The given diet is not complete. Any ingredient from the list of what is allowed to the patient can be added to it.
Care should be taken to ensure that the total caloric content of meals and the content of purine bases in them does not exceed the set limits.
Cooking methods
Dishes can be steamed or baked. This approach allows you to ensure the optimal taste of the product, while maintaining its beneficial properties. Food processed in this way assumes a gentle regimen for patients with concomitant diagnoses of a gastroenterological profile.

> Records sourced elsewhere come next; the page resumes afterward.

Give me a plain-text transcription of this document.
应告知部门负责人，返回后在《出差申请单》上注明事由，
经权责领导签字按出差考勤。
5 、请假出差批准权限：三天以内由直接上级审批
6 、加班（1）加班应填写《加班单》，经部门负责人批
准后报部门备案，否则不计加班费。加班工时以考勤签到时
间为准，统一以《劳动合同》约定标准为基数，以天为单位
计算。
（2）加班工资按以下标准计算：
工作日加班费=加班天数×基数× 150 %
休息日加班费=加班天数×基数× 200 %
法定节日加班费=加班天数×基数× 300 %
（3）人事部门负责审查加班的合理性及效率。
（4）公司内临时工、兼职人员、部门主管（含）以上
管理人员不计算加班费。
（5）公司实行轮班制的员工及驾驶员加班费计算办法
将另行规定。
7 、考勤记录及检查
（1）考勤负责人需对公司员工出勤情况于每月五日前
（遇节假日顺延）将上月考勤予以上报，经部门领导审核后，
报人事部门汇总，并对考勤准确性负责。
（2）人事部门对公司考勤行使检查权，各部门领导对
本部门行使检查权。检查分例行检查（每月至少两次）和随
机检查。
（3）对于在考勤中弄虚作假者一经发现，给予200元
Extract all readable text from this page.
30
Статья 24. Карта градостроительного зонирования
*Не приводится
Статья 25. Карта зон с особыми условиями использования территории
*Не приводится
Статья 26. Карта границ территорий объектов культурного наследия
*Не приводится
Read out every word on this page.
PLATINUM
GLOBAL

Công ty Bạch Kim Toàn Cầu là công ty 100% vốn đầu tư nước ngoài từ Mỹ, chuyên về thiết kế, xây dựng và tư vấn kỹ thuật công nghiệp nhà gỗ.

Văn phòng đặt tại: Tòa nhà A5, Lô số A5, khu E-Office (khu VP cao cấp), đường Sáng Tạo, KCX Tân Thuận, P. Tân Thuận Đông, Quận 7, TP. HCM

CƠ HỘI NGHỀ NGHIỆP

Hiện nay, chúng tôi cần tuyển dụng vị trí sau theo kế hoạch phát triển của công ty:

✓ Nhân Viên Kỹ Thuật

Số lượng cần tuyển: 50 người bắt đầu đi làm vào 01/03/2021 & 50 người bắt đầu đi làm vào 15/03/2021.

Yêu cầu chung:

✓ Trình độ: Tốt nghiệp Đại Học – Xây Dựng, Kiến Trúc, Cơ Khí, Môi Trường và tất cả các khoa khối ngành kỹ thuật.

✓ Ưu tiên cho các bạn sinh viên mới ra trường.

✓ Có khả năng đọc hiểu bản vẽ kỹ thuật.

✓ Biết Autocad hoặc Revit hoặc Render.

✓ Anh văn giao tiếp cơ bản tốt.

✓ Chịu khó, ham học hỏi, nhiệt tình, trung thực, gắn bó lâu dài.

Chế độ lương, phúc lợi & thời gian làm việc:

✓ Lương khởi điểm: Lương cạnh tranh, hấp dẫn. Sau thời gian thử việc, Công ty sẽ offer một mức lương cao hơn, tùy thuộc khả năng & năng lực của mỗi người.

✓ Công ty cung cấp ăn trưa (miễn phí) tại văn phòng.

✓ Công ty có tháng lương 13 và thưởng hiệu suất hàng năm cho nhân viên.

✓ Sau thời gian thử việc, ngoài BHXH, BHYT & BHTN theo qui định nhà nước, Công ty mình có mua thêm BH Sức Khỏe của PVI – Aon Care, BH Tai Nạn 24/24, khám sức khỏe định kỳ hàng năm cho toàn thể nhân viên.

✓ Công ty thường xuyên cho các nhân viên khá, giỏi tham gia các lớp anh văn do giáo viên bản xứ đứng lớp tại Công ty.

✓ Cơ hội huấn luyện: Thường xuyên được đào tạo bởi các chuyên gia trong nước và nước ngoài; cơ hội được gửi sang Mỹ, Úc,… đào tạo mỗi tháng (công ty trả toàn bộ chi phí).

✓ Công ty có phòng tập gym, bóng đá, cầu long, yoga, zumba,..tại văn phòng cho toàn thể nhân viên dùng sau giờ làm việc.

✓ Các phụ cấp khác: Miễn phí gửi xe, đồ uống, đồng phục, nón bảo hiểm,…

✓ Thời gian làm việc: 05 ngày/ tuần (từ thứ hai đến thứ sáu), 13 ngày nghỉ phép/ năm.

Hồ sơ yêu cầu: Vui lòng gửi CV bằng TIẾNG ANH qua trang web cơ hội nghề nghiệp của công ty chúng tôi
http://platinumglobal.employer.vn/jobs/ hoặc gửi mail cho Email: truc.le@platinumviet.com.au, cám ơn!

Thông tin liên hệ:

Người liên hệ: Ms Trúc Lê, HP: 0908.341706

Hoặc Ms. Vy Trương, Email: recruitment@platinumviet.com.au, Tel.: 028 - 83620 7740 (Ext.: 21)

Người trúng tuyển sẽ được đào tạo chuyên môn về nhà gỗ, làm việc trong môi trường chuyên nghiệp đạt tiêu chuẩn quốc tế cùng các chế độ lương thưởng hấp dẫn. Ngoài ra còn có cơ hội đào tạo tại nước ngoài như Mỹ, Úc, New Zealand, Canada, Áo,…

Cooking is acceptable, but if meat or fish are cooked this way, the soup is drained. The fact is that during processing, about 50% of the purines contained in the muscle fibers of animals are transferred to it.
Proper nutrition is one of the key ingredients in treating foot gout. A person who does not adhere to the necessary conditions for designing a diet is much more likely to suffer from relapses of the disease, even with adequately selected pharmacological therapies. Refusal of proper nutrition during an exacerbation contributes to an increase in symptoms and an increase in the time required for recovery. The patient receives detailed information about what should not and what should be eaten from his attending physician. Therefore, at the first signs of pathology, you should seek help from a specialized specialist who will competently choose a diet and prescribe treatment.